Kışın güneş zalim bir oyun oynar tomurcuklara…

Baharmış gibi güler yüzlerine…

Ve hemen kışlıklarından sıyrılıp çiçeğe durur narin şeftaliler!

Sonra şaka yaptım, şaka yaptım diye bağırır gibi…

Karla karışık bir zemheri indirir üzerlerine.

O şaka onların kanacakları son tebessüm olur.

Dökülür çiçekleri, yanar elleri!

Keşke diyorum bir şeftali ağacı kadar şanslı olabilseydim…

Çiçeklerim hâlâ üzerimde olsa…

Zemheriden önceki son şaka…

Hayata son veren o şaka henüz yapılmamış olsa!

Sen son sözünü söylemek için yeniden gelsen…

Ben seni dinlemek üzere baharmış zannedip çiçeklendirsen çehremi.

Sonrası kimin umrunda!

Yeniden baharın gelmeyeceğini bilecek kadar üşüdü çiçeklerim…

Elbet Hazandır beklediğim…

Senin öfkeyle kırışan yüzüne dolan yalancı bir bahar!
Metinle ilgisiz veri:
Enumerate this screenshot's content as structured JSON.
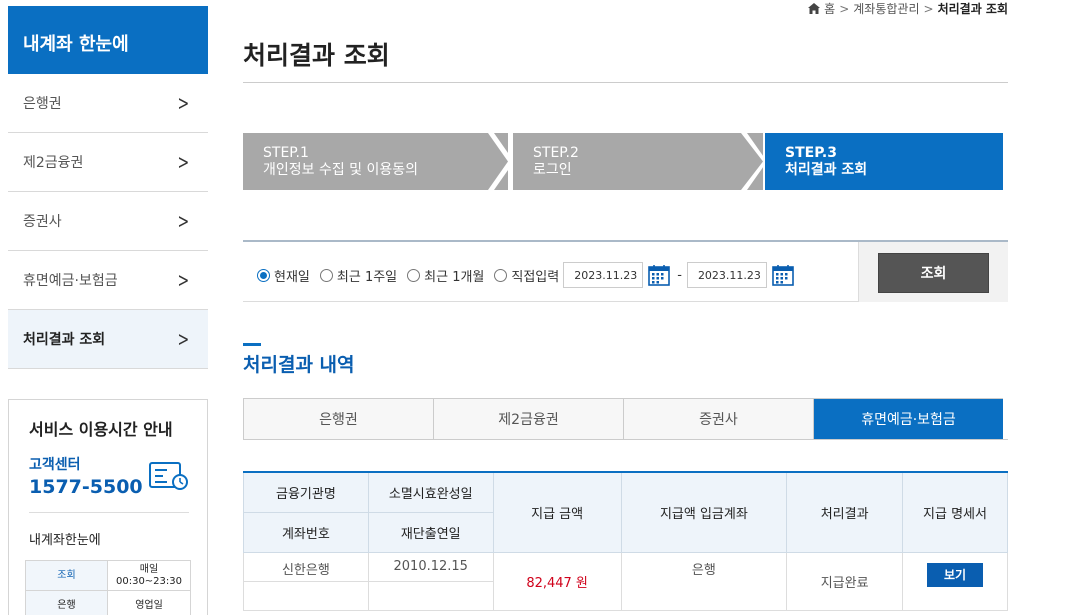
{
  "sidebar": {
    "title": "내계좌 한눈에",
    "items": [
      {
        "label": "은행권"
      },
      {
        "label": "제2금융권"
      },
      {
        "label": "증권사"
      },
      {
        "label": "휴면예금·보험금"
      },
      {
        "label": "처리결과 조회",
        "active": true
      }
    ]
  },
  "service": {
    "title": "서비스 이용시간 안내",
    "cc_label": "고객센터",
    "cc_phone": "1577-5500",
    "sub_title": "내계좌한눈에",
    "row1_label": "조회",
    "row1_value1": "매일",
    "row1_value2": "00:30~23:30",
    "row2_label": "은행",
    "row2_value": "영업일"
  },
  "breadcrumb": {
    "home": "홈",
    "level1": "계좌통합관리",
    "current": "처리결과 조회"
  },
  "page_title": "처리결과 조회",
  "steps": [
    {
      "num": "STEP.1",
      "label": "개인정보 수집 및 이용동의"
    },
    {
      "num": "STEP.2",
      "label": "로그인"
    },
    {
      "num": "STEP.3",
      "label": "처리결과 조회"
    }
  ],
  "search": {
    "options": [
      "현재일",
      "최근 1주일",
      "최근 1개월",
      "직접입력"
    ],
    "selected": "현재일",
    "date_from": "2023.11.23",
    "date_to": "2023.11.23",
    "dash": "-",
    "button": "조회"
  },
  "section_title": "처리결과 내역",
  "tabs": [
    "은행권",
    "제2금융권",
    "증권사",
    "휴면예금·보험금"
  ],
  "active_tab": "휴면예금·보험금",
  "table": {
    "headers": {
      "institution": "금융기관명",
      "extinct_date": "소멸시효완성일",
      "account_no": "계좌번호",
      "refund_date": "재단출연일",
      "amount": "지급 금액",
      "deposit_account": "지급액 입금계좌",
      "result": "처리결과",
      "statement": "지급 명세서"
    },
    "rows": [
      {
        "institution": "신한은행",
        "extinct_date": "2010.12.15",
        "account_no": "",
        "refund_date": "",
        "amount": "82,447 원",
        "deposit_account": "은행",
        "result": "지급완료",
        "statement_button": "보기"
      }
    ]
  },
  "colors": {
    "primary": "#0a6fc2",
    "step_inactive": "#a8a8a8",
    "amount": "#d0021b",
    "search_button": "#555555"
  }
}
Gelmeyeceğine hükmeden bütün tesellileri…

Gelir şüphesine kurban eden bir ümit zerresi.

Narin ellerin koparsın çiçeklerimi!

Beni ellerin gazaplı sözlerine bırakma sevgili.

Gelmeni ve beni yeniden ölürecek gidişini bir kere daha göstermeni bekliyorum.

Kalbimde garip bir teselli saati vurdukça vuruyor…

Zamanı geldi, aç çiçeklerini diyerek büyüdükçe büyüyor özlemin…

Senin hoyrat sözlerinle yeniden ölmeliyim…

Ötesini kaldırmaz çıngıraklı saate dönüşen yüreğim.

Senden bir şey olmaz diyerek dönmüştün ya yüzünü…

Yanıldın!

Benden çiçekleri dökülmüş bir tomurcuk…

Senden zemheri öncesi öldüren yalancı bahar olur!

İkimizden günü geçmiş bir aşk…

Günü gelmiş sonsuz bir ayrılık olur.

Hazanı bahar sanmaya arzuluyum sevgili…

Bir anlık açmaya ve seninle ebedi solmaya yazgılı…

Son sözüne yeniden bir ömür vermeye arzuluyum sevgili!